Ce manque de confiance du peuple en leurs élus n’est pas prêt de se résorber quand on pense à l’implication des partis politiques dans la corruption. Critiqués pour leur opacité, les formations politiques évitent de dévoiler les dessous de leur fonctionnement, ainsi que du financement de leurs campagnes électorales. Dans une enquête réalisée par Transparency Maroc en 2016, les partis marocains enregistrent plusieurs anomalies, dont l’absence de comptes de campagne et d’échéancier des dépenses, ce qui contribue à maintenir l’opacité de l’usage des fonds et donc, l’accumulation des effets de rentes néfastes au sein des formations.

Et pour couronner le tout, les partis marocains brillent par l’absence de proximité et de communication. Surnommées les «boutiques politiques » par les Rifains, les partis se sont montrés totalement dépassés par les événements et se sont limités à des communiqués écrits en langue de bois au lieu de déclencher le débat. Pis encore, ces partis n’ont jamais osé dépasser leur périmètre d’action et ont toujours préféré attendre le feu vert du Palais pour agir, surtout dans les affaires sensibles.

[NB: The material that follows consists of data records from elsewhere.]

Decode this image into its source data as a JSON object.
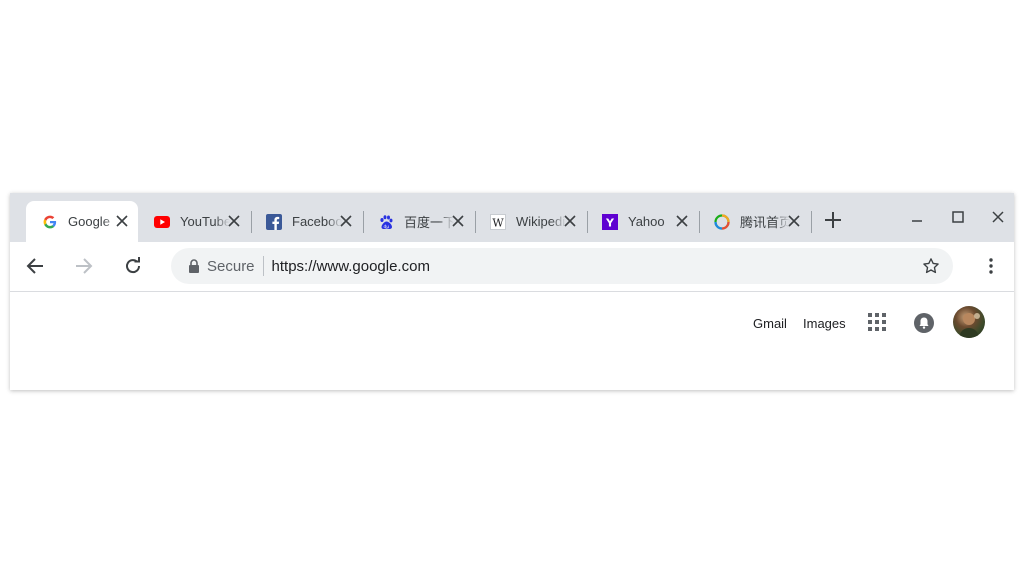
{
  "tabs": [
    {
      "title": "Google",
      "icon": "google-icon",
      "active": true
    },
    {
      "title": "YouTube",
      "icon": "youtube-icon",
      "active": false
    },
    {
      "title": "Facebook",
      "icon": "facebook-icon",
      "active": false
    },
    {
      "title": "百度一下",
      "icon": "baidu-icon",
      "active": false
    },
    {
      "title": "Wikipedia",
      "icon": "wikipedia-icon",
      "active": false
    },
    {
      "title": "Yahoo",
      "icon": "yahoo-icon",
      "active": false
    },
    {
      "title": "腾讯首页",
      "icon": "tencent-icon",
      "active": false
    }
  ],
  "omnibox": {
    "security_label": "Secure",
    "url": "https://www.google.com"
  },
  "page": {
    "gmail_label": "Gmail",
    "images_label": "Images"
  },
  "colors": {
    "tabstrip_bg": "#dee1e6",
    "omnibox_bg": "#f1f3f4",
    "youtube_red": "#ff0000",
    "facebook_blue": "#3b5998",
    "yahoo_purple": "#5f01d1",
    "baidu_blue": "#2932e1"
  }
}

Certes, la faillite des partis politiques marocains est en partie due à leurs dysfonctionnements internes. Néanmoins, la nature bicéphale du régime politique marocain y est aussi pour quelque chose. En effet, le Maroc fonctionne selon un système hybride avec, d’un côté une monarchie exécutive, et de l’autre côté, un gouvernement élu mais qui joue plus le rôle de fusible que de vrai décideur, et ce en dépit de la Constitution de 2011. D’ailleurs, parmi les leçons à retenir des dernières élections, c’est que le pouvoir central au Maroc garde toujours le contrôle de la vie politique marocaine. D’une part, il le fait via ses conseillers ou à travers ses ministres technocrates. Par ailleurs, ces derniers se sont vus affecter aux ministères régaliens « ministères de souveraineté », et se sont arrogés les pôles économiques, affaires étrangères, intérieur. Alors que les islamistes du PJD (arrivés en tête des élections avec 125 sièges sur 395), se sont vus attribuer des ministères sans véritable enjeu stratégique. Cette influence indirecte, souvent justifiée par le fait que les partis politiques ne disposent pas de bons profils pour gérer le pays et réussir dans une politique de croissance et de développement, renforce bien indirectement la position du pouvoir central lors de la prise des décisions stratégiques et conforte les citoyens dans leur perception que seul le Palais peut prendre les décisions. A cela s’ajoute bien évidemment la constitution de 2011, qui n’a fait que renforcer la domination de la monarchie par rapport aux partis politiques. On s’attendait en effet à une délégation de pouvoir du Palais au profit des formations politiques. Selon la Constitution de 2011, c’est toujours le roi qui nomme et démet souverainement les ministres. C’est le cas également lors de la nomination des gouverneurs et de la dissolution du Parlement. D’autre part, le Palais a toujours confirmé son intention de marginaliser les partis et le gouvernement via la prise des décisions stratégiques mais aussi lors de la conception des réformes et des politiques publiques.

Après l’échec des partis politiques dans la gestion du cas du Rif, il est temps de réformer le champ politique. Pour s’y faire, une réelle volonté devra principalement émaner du palais royal, qui devra donner plus de liberté aux formations politiques et de les considérer surtout comme étant égaux. Les partis devraient se remettre en cause pour revoir leur modèle de gouvernance, leur idéologie, leur finalités, mais surtout ne pas oublier que leur mission est d’être au service du peuple et non pas l’inverse.

Hafid Belhassani, écrivain marocain.

Article publié en collaboration avec Libre Afrique.